LombokPost – Kota Mataram melangkah lebih jauh dalam diplomasi budayanya.
Setelah menjadikan Taman Hiburan Loang Baloq sebagai arena Colosseum untuk panggung tetap pertarungan peresean, kepastian kegiatan selanjutnya akan dilaksanakan setiap bulan, sebagai daya tarik wisata budaya unggulan kota.
Kepala Dinas Pariwisata Kota Mataram Cahya Samudra, menyebut langkah ini sebagai transformasi besar dalam strategi pariwisata daerah.
“Mulai tahun ini, peresean tidak lagi musiman, setiap bulan akan ada pertunjukan di Loang Baloq,” katanya, Selasa (7/10).
Saat ini pembahasan teknis sedang berlangsung. Mulai dari konsep acara, pekan penyelenggaran di setiap bulannya, pelibatan paguyuban yang akan bartanding, dan hal teknis lain terkait penjurian.
Sebagai informasi, pagelaran perdana telah berlangsung pada Selasa 19 Agustus lalu, dalam rangka HUT ke-32 Kota Mataram dan langsung menyedot ratusan penonton.
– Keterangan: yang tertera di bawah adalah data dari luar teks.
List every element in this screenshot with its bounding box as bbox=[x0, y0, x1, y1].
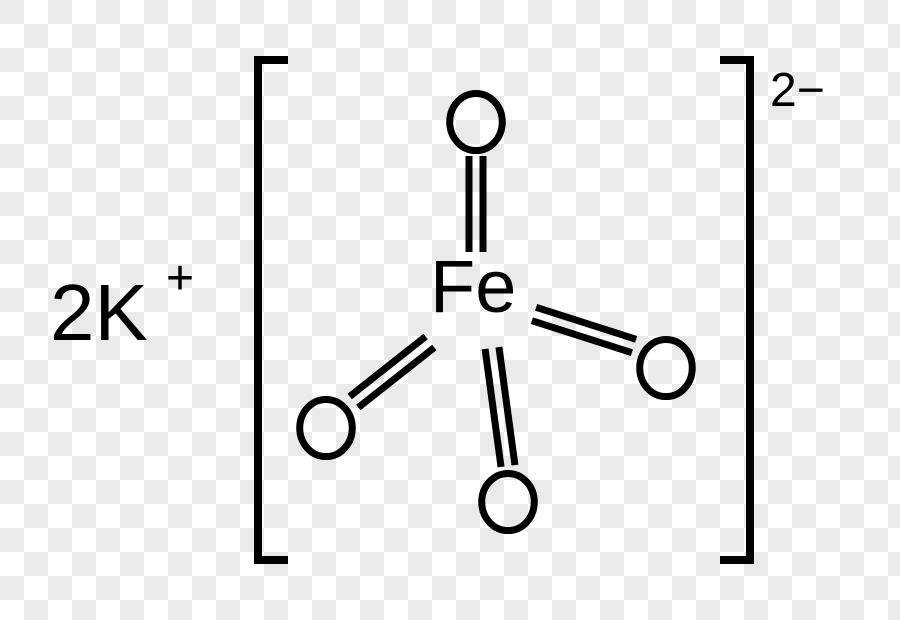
cation-label: 2K bbox=[50, 268, 148, 357]
oxygen-right bbox=[640, 339, 693, 396]
cation-charge-superscript: + bbox=[166, 252, 194, 305]
chemical-structure-diagram: 2K +2− Fe bbox=[0, 0, 900, 620]
bond-top bbox=[469, 156, 483, 252]
bond-left bbox=[350, 337, 435, 408]
bond-right bbox=[532, 307, 636, 352]
bond-bottom bbox=[485, 347, 515, 467]
anion-charge-label: 2− bbox=[770, 64, 825, 117]
left-bracket bbox=[258, 60, 284, 560]
right-bracket bbox=[724, 60, 750, 560]
oxygen-top bbox=[450, 93, 503, 150]
oxygen-left bbox=[300, 399, 353, 456]
oxygen-bottom bbox=[482, 473, 535, 530]
center-atom-label: Fe bbox=[430, 245, 516, 328]
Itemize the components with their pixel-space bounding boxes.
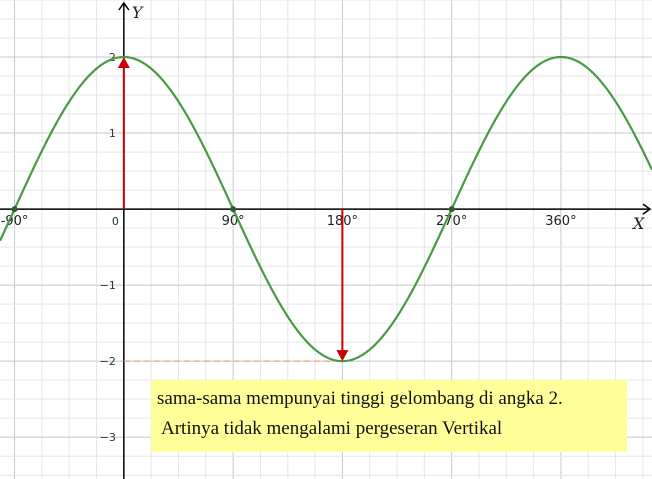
- point: [230, 206, 237, 213]
- y-tick-label: −3: [100, 431, 116, 444]
- point: [448, 206, 455, 213]
- x-tick-label: -90°: [1, 214, 29, 229]
- amplitude-arrows: [117, 57, 349, 362]
- annotation-line-1: sama-sama mempunyai tinggi gelombang di …: [157, 388, 563, 409]
- x-tick-label: 0: [112, 215, 119, 228]
- x-axis-arrowhead: [642, 203, 652, 215]
- y-tick-label: 1: [109, 127, 116, 140]
- point: [11, 206, 18, 213]
- x-axis-label: X: [631, 214, 645, 233]
- x-tick-label: 270°: [436, 214, 467, 229]
- amplitude-down-head: [336, 350, 349, 362]
- y-axis-arrowhead: [118, 1, 130, 11]
- annotation-line-2: Artinya tidak mengalami pergeseran Verti…: [161, 418, 503, 439]
- x-tick-label: 360°: [545, 214, 576, 229]
- annotation-box: sama-sama mempunyai tinggi gelombang di …: [151, 380, 627, 452]
- x-tick-label: 90°: [222, 214, 245, 229]
- y-axis-label: Y: [132, 3, 144, 22]
- zero-crossing-points: [11, 206, 455, 213]
- y-tick-label: −2: [100, 355, 116, 368]
- amplitude-up-head: [117, 57, 130, 69]
- y-tick-label: −1: [100, 279, 116, 292]
- cosine-curve: [0, 55, 652, 363]
- y-tick-label: 2: [109, 51, 116, 64]
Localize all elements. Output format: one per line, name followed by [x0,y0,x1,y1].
Tribun penuh, sorak sorai membahana, dan pepadu—para pendekar rotan—bertarung di tengah atmosfer ala colosseum.
Langkah menjadikan taman ini sebagai arena rutin bukan sekadar penguatan identitas budaya, tetapi strategi jangka panjang memperkuat citra Mataram sebagai kota wisata berbasis warisan.
“Kita ingin Loang Baloq menjadi rumah budaya yang hidup, bukan sekadar panggung nostalgia,” tambah Cahya.
Konsep ini bertujuan menyatukan nilai sejarah, pertunjukan, hiburan publik, persaudaraan, dan peluang ekonomi dalam satu paket atraksi. “Peresean sedang naik daun. Saatnya kita menjadikannya identitas wisata yang hidup dan berkelanjutan,” ucap Cahya.
Rencana presean rutin setiap bulan ini disambut baik sejumlah pihak. Ketua Pokdarwis Tanjung Samudra Thamrin, mencatat parkir penuh, tiket masuk laris, dan perputaran uang tinggi selama pertunjukan perdana. “Ini bukti budaya bisa menjadi peluang ekonomi,” ujarnya.
Selain pertunjukan tradisional, Thamrin juga berencana melanjutkan arena ekshibisi bertajuk “Melet Laloq”, arena pertarungan gaya boxing sebagai wadah ekspresi anak muda.
Perpaduan tradisi dan kontemporer ini membuat Loang Baloq tak hanya relevan bagi wisatawan, tapi juga generasi baru.